舞台は突然現れた巨大な宇宙船によって支配されたイギリスの片田舎。エイリアンの襲来を受け、それまで平和に暮らしていた主人公の一家は離散してしまう。その後、気を失っていた主人公は何者かに能力を与えられ目を覚まし、妻とまだ幼い子供を探しに旅に出ることになる。

 

ゲームプレイ

ゲームの進め方は過去作と同様に、環境に溶け込んだ様々なパズルを解きながら次のエリアに進むといった内容。

会話やテキストは一切なく、ストーリーやパズルの解き方は周囲の環境から推測する形をとっている。操作は移動とインタラクトがほとんどで、ダッシュやジャンプなどのアクションは今作にはない。その代わり、横移動しかできなかった過去作品と異なり立体感を持たせた2.5Dが採用され、建物の裏側やエリアの細かいところまで移動できるようになっている。

また特定の場面では主人公はエイリアンのエネルギーを操作でき、奇妙な力で一部のギミックを解いたり障害になっている物を消去して進んでいく。

 

あやふやなストーリー

エイリアンに支配された街のアートや雰囲気は素晴らしいが、ゲームが進むと新しいことが次々に投げかけられ、終盤が駆け足なのもあってストーリーは「何が何やら」状態。

また、飼っている犬は生き生きとしているのに、主人公はマネキンのように無個性なところも話に深く入り込めない要因になっている。
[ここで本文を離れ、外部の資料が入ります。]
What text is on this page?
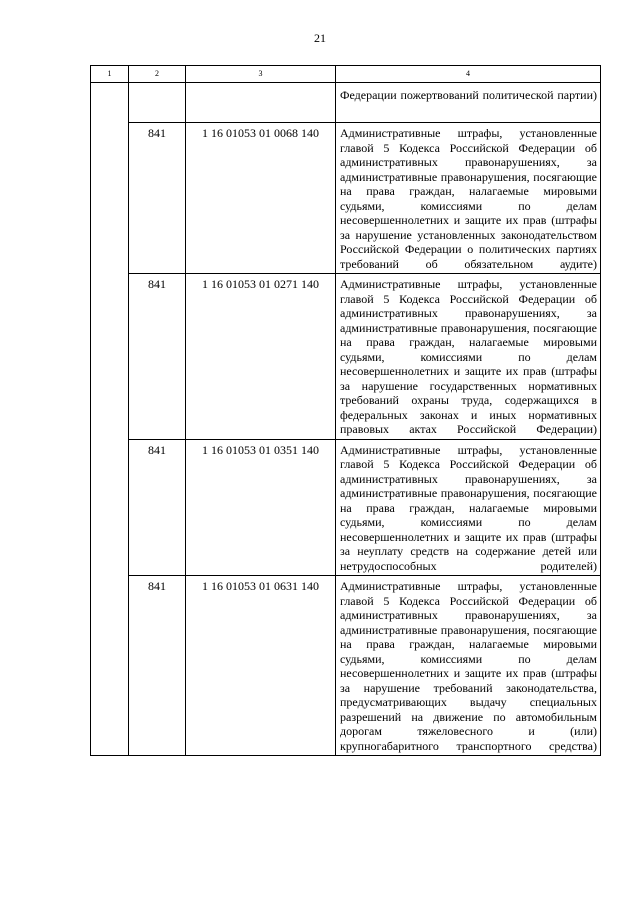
21
1	2	3	4
			Федерации пожертвований политической партии)
	841	1 16 01053 01 0068 140	Административные штрафы, установленные главой 5 Кодекса Российской Федерации об административных правонарушениях, за административные правонарушения, посягающие на права граждан, налагаемые мировыми судьями, комиссиями по делам несовершеннолетних и защите их прав (штрафы за нарушение установленных законодательством Российской Федерации о политических партиях требований об обязательном аудите)
	841	1 16 01053 01 0271 140	Административные штрафы, установленные главой 5 Кодекса Российской Федерации об административных правонарушениях, за административные правонарушения, посягающие на права граждан, налагаемые мировыми судьями, комиссиями по делам несовершеннолетних и защите их прав (штрафы за нарушение государственных нормативных требований охраны труда, содержащихся в федеральных законах и иных нормативных правовых актах Российской Федерации)
	841	1 16 01053 01 0351 140	Административные штрафы, установленные главой 5 Кодекса Российской Федерации об административных правонарушениях, за административные правонарушения, посягающие на права граждан, налагаемые мировыми судьями, комиссиями по делам несовершеннолетних и защите их прав (штрафы за неуплату средств на содержание детей или нетрудоспособных родителей)
	841	1 16 01053 01 0631 140	Административные штрафы, установленные главой 5 Кодекса Российской Федерации об административных правонарушениях, за административные правонарушения, посягающие на права граждан, налагаемые мировыми судьями, комиссиями по делам несовершеннолетних и защите их прав (штрафы за нарушение требований законодательства, предусматривающих выдачу специальных разрешений на движение по автомобильным дорогам тяжеловесного и (или) крупногабаритного транспортного средства)
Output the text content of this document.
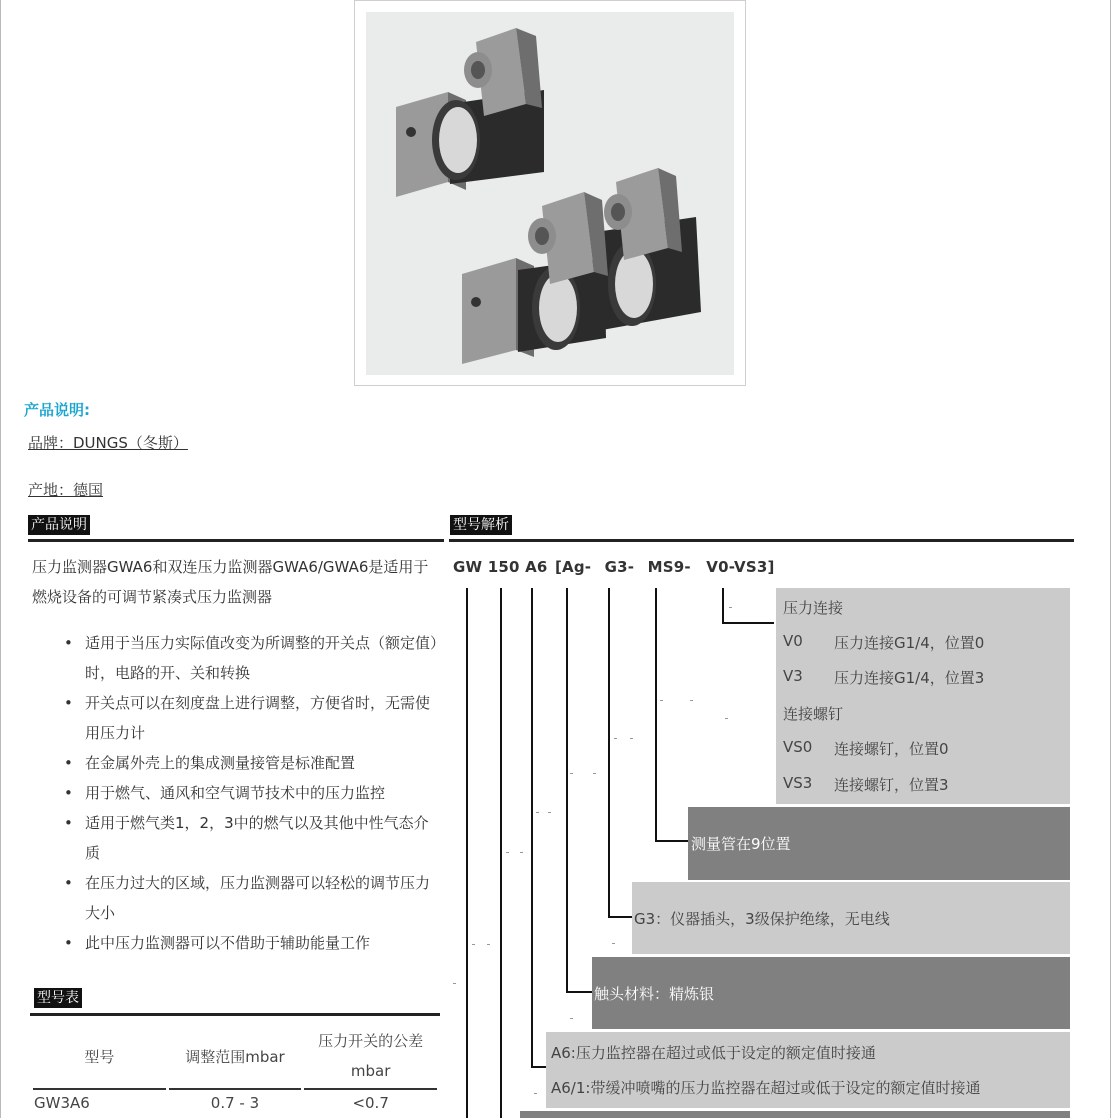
产品说明:
品牌：DUNGS（冬斯）
产地：德国
产品说明	型号解析
压力监测器GWA6和双连压力监测器GWA6/GWA6是适用于燃烧设备的可调节紧凑式压力监测器
• 适用于当压力实际值改变为所调整的开关点（额定值）时，电路的开、关和转换
• 开关点可以在刻度盘上进行调整，方便省时，无需使用压力计
• 在金属外壳上的集成测量接管是标准配置
• 用于燃气、通风和空气调节技术中的压力监控
• 适用于燃气类1，2，3中的燃气以及其他中性气态介质
• 在压力过大的区域，压力监测器可以轻松的调节压力大小
• 此中压力监测器可以不借助于辅助能量工作
型号表
型号	调整范围mbar	压力开关的公差mbar
GW3A6	0.7 - 3	<0.7
GW 150 A6 [Ag- G3- MS9- V0-VS3]
压力连接
V0 压力连接G1/4，位置0
V3 压力连接G1/4，位置3
连接螺钉
VS0 连接螺钉，位置0
VS3 连接螺钉，位置3
测量管在9位置
G3：仪器插头，3级保护绝缘，无电线
触头材料：精炼银
A6:压力监控器在超过或低于设定的额定值时接通
A6/1:带缓冲喷嘴的压力监控器在超过或低于设定的额定值时接通
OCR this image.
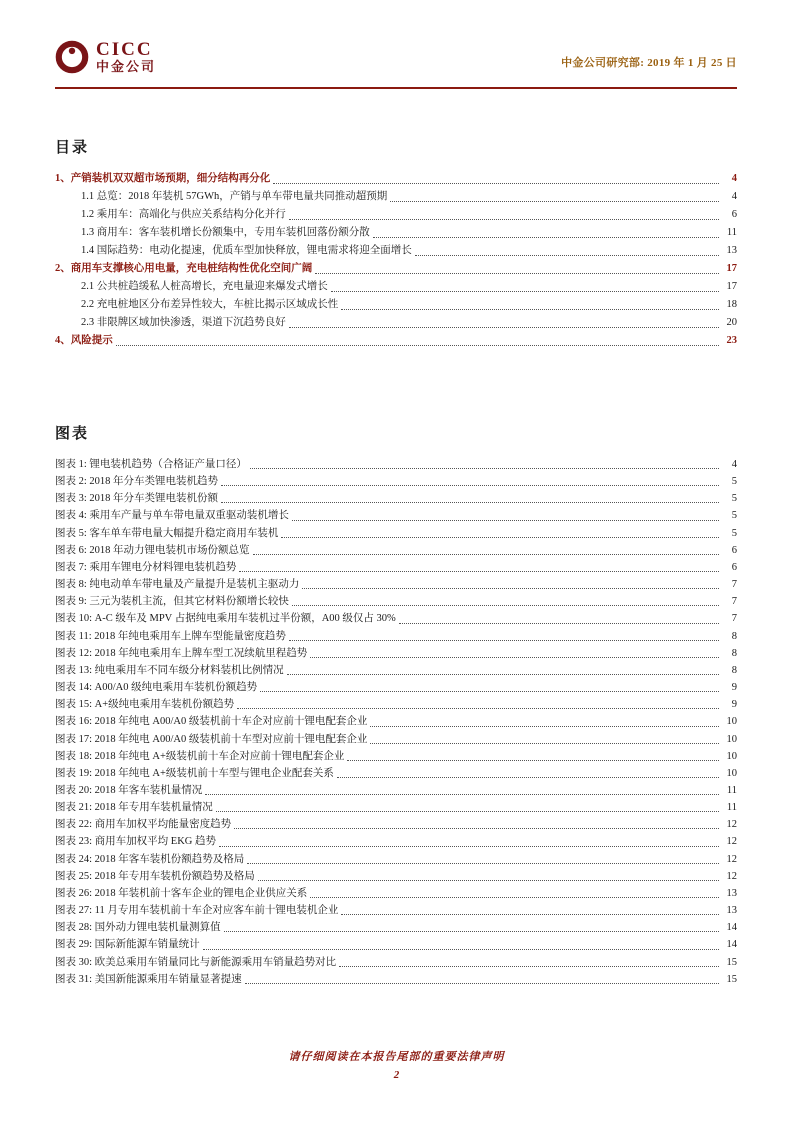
CICC
中金公司	中金公司研究部: 2019 年 1 月 25 日
目录
1、产销装机双双超市场预期，细分结构再分化	4
1.1 总览：2018 年装机 57GWh，产销与单车带电量共同推动超预期	4
1.2 乘用车：高端化与供应关系结构分化并行	6
1.3 商用车：客车装机增长份额集中，专用车装机回落份额分散	11
1.4 国际趋势：电动化提速，优质车型加快释放，锂电需求将迎全面增长	13
2、商用车支撑核心用电量，充电桩结构性优化空间广阔	17
2.1 公共桩趋缓私人桩高增长，充电量迎来爆发式增长	17
2.2 充电桩地区分布差异性较大，车桩比揭示区域成长性	18
2.3 非限牌区域加快渗透，渠道下沉趋势良好	20
4、风险提示	23
图表
图表 1: 锂电装机趋势（合格证产量口径）	4
图表 2: 2018 年分车类锂电装机趋势	5
图表 3: 2018 年分车类锂电装机份额	5
图表 4: 乘用车产量与单车带电量双重驱动装机增长	5
图表 5: 客车单车带电量大幅提升稳定商用车装机	5
图表 6: 2018 年动力锂电装机市场份额总览	6
图表 7: 乘用车锂电分材料锂电装机趋势	6
图表 8: 纯电动单车带电量及产量提升是装机主驱动力	7
图表 9: 三元为装机主流，但其它材料份额增长较快	7
图表 10: A-C 级车及 MPV 占据纯电乘用车装机过半份额，A00 级仅占 30%	7
图表 11: 2018 年纯电乘用车上牌车型能量密度趋势	8
图表 12: 2018 年纯电乘用车上牌车型工况续航里程趋势	8
图表 13: 纯电乘用车不同车级分材料装机比例情况	8
图表 14: A00/A0 级纯电乘用车装机份额趋势	9
图表 15: A+级纯电乘用车装机份额趋势	9
图表 16: 2018 年纯电 A00/A0 级装机前十车企对应前十锂电配套企业	10
图表 17: 2018 年纯电 A00/A0 级装机前十车型对应前十锂电配套企业	10
图表 18: 2018 年纯电 A+级装机前十车企对应前十锂电配套企业	10
图表 19: 2018 年纯电 A+级装机前十车型与锂电企业配套关系	10
图表 20: 2018 年客车装机量情况	11
图表 21: 2018 年专用车装机量情况	11
图表 22: 商用车加权平均能量密度趋势	12
图表 23: 商用车加权平均 EKG 趋势	12
图表 24: 2018 年客车装机份额趋势及格局	12
图表 25: 2018 年专用车装机份额趋势及格局	12
图表 26: 2018 年装机前十客车企业的锂电企业供应关系	13
图表 27: 11 月专用车装机前十车企对应客车前十锂电装机企业	13
图表 28: 国外动力锂电装机量测算值	14
图表 29: 国际新能源车销量统计	14
图表 30: 欧美总乘用车销量同比与新能源乘用车销量趋势对比	15
图表 31: 美国新能源乘用车销量显著提速	15
请仔细阅读在本报告尾部的重要法律声明
2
特にオープニングでは家族愛に溢れたシーンで埋め尽くされていたのに対して、作中では家族や犬がいなくってもまったく感情を出さず淡々と進んでいくのが違和感として残る。

前作までだったら主人公のその無個性なところが世界観的にもハマっていたが、今作のリアルなトーンには合ってないように感じられた。

 

快適に歩けないレベルデザイン

エリアは奥行きがあって移動範囲が広がったのは嬉しいが、ごちゃごちゃした環境ばかりでちょっと歩きにくいデザイン。

歩くだけでよくわからない障害物にぶつかりまくってしまうのはよくなかった。パズルに関しても、誘導やヒントがそれほどなく「どこに行けばいいかわからない」というのが当たり前で、パズルに挑戦する時間より迷ってる時間の方が10倍くらい長く感じた。

 

良かった点

・サインなどのSF映画的な雰囲気
・グラフィックは綺麗
・パズル自体はシンプルで、エイリアンの設定もしっかり盛り込まれている

微妙だった点

・足が遅い、特定の場面だけ速くなり「普段からその速さで歩いてほしい」と思ってしまう
・どこに行けばいいか道がわかりにくい
・インタラクトの判定が狭く、なかなか当たり判定が出ないことがある
・ストーリーは意図的に謎のまま

 

総評

LimboやInside並みのゲームを期待していた分、がっかり感が強め。移動にかかるストレスが高めで、前作のようなパズルを解く楽しみが半減してしまった印象。どこに行けばいいかを手探りで探すのがゲームプレイのメイン部分になるので、個人的にはイマイチだったがそういった探索ゲームが好きな人にはおすすめ。